Rejigging financial model (AGAIN!) hmmmm

So, I hate the way the current model works, and I just re-jigged it to completely remove this dumb idea of the market value of components automatically falling over time, and completely remove the even dumber idea of a ‘basic price’ which quickly becomes irrelevant.
The ‘prices’ tab for features on the financial screen is now gone, and I just experimented by changing the car design screen to look like this:

With this design, the market price is constantly tracked by your sales team (this is the price that the competitors are selling at basically), and they automatically match that price unless you set a deliberate premium or a discount. If you want to shift cars NOW, you set a discount, if you want to squeeze out higher margins, you can set a premium.

There is still this concept (although its not coded properly yet), that if you are ‘first to market’ with a new feature, like aircon, then you get to charge a premium for it. This is indicated in the screen above by ‘Availability’.

So when you research a new feature, you would have to go here, check the feature, and set an appropriate premium for it. Then periodically you need to keep an eye on what features have become common and thus you need to ditch your premium.

What do you think of this?

Other things that will go in later:

  • Actual code that calculates if you have researched ahead of the competition and thus marks the feature correctly as innovative, unusual or common.
  • A marketing system that lets you develop a ‘brand value’ for your car which allows you to set a premium with no ill effects.
  • A quality bonus from decent QA and low defects that has a similar impact.
  • Notification of random world events such as ‘competitor rolls out new automatic headlights’ to announce them becoming common.
  • A penalty to cars shipping without ‘universal’ features as they become widespread, such as central locking.

Obviously no system is perfect, but given what a mess the existing system is, tell me this sounds better to you? :smiley:

Hey Cliff,

I reckon this is a much better way to set car prices than before. Basing it on what other companies are making rather than it just degrading overtime. This will also help mid to late game so that a standard car doesn’t cost virtually nothing to buy and your making almost nothing off it.

may you add however a way for us to see what the competitors are making, that way you can choose to work towards adding either a feature that hasn’t been made yet or adding a feature that has and pricing it accordingly.

I also remember you saying about adding a quality stat to everything too. Wen you decide to put this in, I recommend taking a look at Software Inc. as this has a good way of working out whether the quality outwaits the price and other competitors.

Looks more realistic… and less fiddly too. :smiley:

Slowly it is getting more similar to the market model I suggested several weeks ago… :stuck_out_tongue:

Would be nice to know how many “competitors” are selling a specific feature (for each car model) to help understand why the market value is as it is (which could also be visualized as something like a graph per feature, or just a raw number as "Competitors: ")… because otherwise people might not understand why the market value eventually dropped to a certain value. (Reason: The popup of notifying the player whenever an AI competitor starts to sell the same feature might get annoying over time so people might just click it away because of how there are many features and multiple competitors = gets annoying like the model popup whenever you exported a new build from earlier builds)

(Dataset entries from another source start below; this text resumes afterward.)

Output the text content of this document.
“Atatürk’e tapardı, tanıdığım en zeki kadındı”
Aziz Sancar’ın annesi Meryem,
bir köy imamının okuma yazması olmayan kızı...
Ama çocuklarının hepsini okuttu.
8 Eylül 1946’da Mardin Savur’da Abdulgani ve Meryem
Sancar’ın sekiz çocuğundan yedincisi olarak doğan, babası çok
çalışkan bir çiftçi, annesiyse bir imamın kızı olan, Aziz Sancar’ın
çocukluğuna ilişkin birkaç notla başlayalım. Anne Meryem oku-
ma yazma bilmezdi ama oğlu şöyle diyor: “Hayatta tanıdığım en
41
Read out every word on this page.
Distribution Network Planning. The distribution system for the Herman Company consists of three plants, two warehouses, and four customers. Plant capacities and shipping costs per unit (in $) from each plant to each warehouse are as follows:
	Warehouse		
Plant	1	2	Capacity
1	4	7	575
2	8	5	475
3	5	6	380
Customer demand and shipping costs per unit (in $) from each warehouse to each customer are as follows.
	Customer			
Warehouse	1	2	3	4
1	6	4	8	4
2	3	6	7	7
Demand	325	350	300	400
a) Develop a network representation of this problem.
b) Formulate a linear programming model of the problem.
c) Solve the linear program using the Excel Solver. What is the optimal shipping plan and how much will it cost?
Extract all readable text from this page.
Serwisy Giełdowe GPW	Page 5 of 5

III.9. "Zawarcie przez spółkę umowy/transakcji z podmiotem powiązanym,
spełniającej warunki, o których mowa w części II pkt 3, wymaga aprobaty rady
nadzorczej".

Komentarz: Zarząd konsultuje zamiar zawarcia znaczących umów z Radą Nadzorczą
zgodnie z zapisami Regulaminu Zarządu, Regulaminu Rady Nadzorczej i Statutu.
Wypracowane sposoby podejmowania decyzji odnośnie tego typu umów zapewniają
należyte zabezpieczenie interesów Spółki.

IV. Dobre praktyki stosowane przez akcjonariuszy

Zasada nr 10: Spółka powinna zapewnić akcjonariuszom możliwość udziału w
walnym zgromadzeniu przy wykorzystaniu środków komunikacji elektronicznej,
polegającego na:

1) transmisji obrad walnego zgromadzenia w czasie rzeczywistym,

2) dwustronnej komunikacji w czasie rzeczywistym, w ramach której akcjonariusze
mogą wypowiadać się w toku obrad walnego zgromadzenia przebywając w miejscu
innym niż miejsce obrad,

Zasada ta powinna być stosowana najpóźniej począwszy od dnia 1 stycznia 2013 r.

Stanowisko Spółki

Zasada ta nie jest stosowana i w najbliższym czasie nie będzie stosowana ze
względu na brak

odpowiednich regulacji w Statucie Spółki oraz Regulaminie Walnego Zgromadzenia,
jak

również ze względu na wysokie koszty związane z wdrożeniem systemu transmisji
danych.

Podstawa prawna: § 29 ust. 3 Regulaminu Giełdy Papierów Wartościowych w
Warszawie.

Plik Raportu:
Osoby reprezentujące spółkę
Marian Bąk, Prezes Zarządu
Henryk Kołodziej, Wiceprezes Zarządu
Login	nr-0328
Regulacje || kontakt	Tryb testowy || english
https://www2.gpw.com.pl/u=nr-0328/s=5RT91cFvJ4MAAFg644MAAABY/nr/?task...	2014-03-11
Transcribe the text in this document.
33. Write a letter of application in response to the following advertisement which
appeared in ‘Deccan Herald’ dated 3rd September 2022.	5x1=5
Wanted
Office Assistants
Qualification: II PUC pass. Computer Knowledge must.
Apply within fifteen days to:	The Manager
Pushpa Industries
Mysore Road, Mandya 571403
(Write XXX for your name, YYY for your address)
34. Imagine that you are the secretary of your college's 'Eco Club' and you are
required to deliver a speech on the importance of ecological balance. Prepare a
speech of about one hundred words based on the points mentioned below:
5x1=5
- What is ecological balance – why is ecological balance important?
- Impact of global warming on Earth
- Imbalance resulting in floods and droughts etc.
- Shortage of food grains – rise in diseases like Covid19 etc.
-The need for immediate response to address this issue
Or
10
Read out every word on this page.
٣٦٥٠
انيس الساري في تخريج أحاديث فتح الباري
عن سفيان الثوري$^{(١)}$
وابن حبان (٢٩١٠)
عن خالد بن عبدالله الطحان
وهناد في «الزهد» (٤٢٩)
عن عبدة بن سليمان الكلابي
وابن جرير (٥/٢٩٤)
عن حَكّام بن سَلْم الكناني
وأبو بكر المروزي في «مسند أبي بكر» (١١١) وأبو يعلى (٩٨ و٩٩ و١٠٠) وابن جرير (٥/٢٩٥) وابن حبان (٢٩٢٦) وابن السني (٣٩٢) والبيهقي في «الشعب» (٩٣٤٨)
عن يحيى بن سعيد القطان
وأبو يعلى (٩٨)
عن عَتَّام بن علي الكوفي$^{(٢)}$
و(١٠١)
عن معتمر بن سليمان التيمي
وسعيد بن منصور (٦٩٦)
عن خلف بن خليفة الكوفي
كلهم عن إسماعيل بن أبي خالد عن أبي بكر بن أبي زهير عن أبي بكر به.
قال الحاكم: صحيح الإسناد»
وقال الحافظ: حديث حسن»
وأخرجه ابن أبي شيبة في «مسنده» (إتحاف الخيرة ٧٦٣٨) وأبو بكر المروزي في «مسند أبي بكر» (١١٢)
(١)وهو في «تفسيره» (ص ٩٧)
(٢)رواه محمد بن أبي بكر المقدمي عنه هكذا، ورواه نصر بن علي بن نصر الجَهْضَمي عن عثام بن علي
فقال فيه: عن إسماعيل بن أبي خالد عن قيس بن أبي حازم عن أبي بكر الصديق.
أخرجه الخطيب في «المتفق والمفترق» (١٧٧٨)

An in-game explanation (like a tooltip or so) that the the market value is adjusted automatically to match the competition unless you specifically tell otherwise would also be nice to have.

I’m also looking forward to the quality stat already… probably it should be a value within 0-100% for each component/feature… with each quality for each feature/component influencing the price individually depending on if the competitors sell the same feature with better/lower quality…

The quality might not have to start with 0%… but may be something like 30 or 40% as well… because otherwise no car will sell if they all break down after leaving export. :smiley:

The value would then be raised by QA stations located next to the Slots and maybe also through flat increases thanks to global research?

I definitely want to introduce a proper ‘competitor’ GUI that will show what they are up to, and it would be nice to be able to hover over a feature, and although you can see its ‘common’ you would then also see how many of your competitors have also unlocked that feature. It would be good to be able to see what they have unlocked that you haven’t as well.

I want to hold off on both quality and marketing until I have time to do them justice. right now it seems like player priorities are new car bodies and tutorial, so I’m going to make sure those two work, along with a workable (if not completely thorough) financial model before I start properly modelling competitors.

With that in mind, I suspect 1.15 will ship with all features being ‘common’ and that will likely get fleshed out later, so in a sense its practically placeholder GUI now to allow individual feature price adjustment.

I really hate that ‘market value’ falls VERY quickly below the actual cost of the component. Was going to post about this but you beat me to it cliff!

I have over 200 cars in stock because my 5% premium is just to much I guess.

How to change from manual pricing back to automatic pricing?
Will there be a chance to run at automatic pricing and to define a minimum price so the limit would ensure to earn money in any case while automatic pricing would allow to make additional margin if suitable by the market?

Does this mean that (viewed from the other side) you will have to build in upgrades that are ‘Standard’ or ‘Must have’ (below common) to get a good price/high sell quantity or - in case you can’t/don’t want to build in such upgrades - can be sold only with a huge discount?
Will it be possible to see the availability of a feature even if it’s not in use (either not upgraded the production line or locked reseach project) so you can get a feeling for the market and focus on the research of ‘not available’ (higher than ‘first to market’) to maximize the profit?

Some further ideas of markets and pricing can be found here.

Besause there are a lot of tycoon games related to selling cars I’m not sure if there is a need for such a detailed market simulation.
For me it would be good enough if all cars will be sold no matter what kind/features/quantity but for a fixed price. But hey, different people have different demands …

One thing to keep in mind is that advertising will adjust the perception of worth, so having an Advertising/Marketing system that balances the duration of profitability would be nice.

If you’re just starting, you want the lines you’ve set up to make money as quickly as possible so you can upgrade, so your marketing is going to push for shorter cycles of profitability because your products are going to be replaced as soon as you buy the new upgrade.

Once you have a good amount of new upgrades, you start looking at churning out cars like sausages, faster lines, shorter waits, saturating the market. You want to make the people who didn’t want in at the front, want to buy in the middle. Your lines aren’t the swankest, some things could be upgraded or shifted around to move bottlenecks, but you’re putting cars on the market that are pretty darn good and at a fast clip. Your marketing starts focusing on stabilizing price, keeping the money coming in but with the expectation that the cars you’re putting out are going to be the ones you put out until you can afford or come up with the lines to do it. This is about the time when you’re making multiple lines with multiple distribution exit points, forking your lines around bottlenecks because the next upgrades or the substeps are taking forever to research.

Then when you’re at the point where you’ve got all the bits and bobs, everything researched and your lines are moving as fast as parts can get into them, you lower your price to around cost + moderate vig. Your advertising is more vestigial at this point, your costs aren’t going up or down, you’re pretty much at the point where going lower is going to be selling at a loss.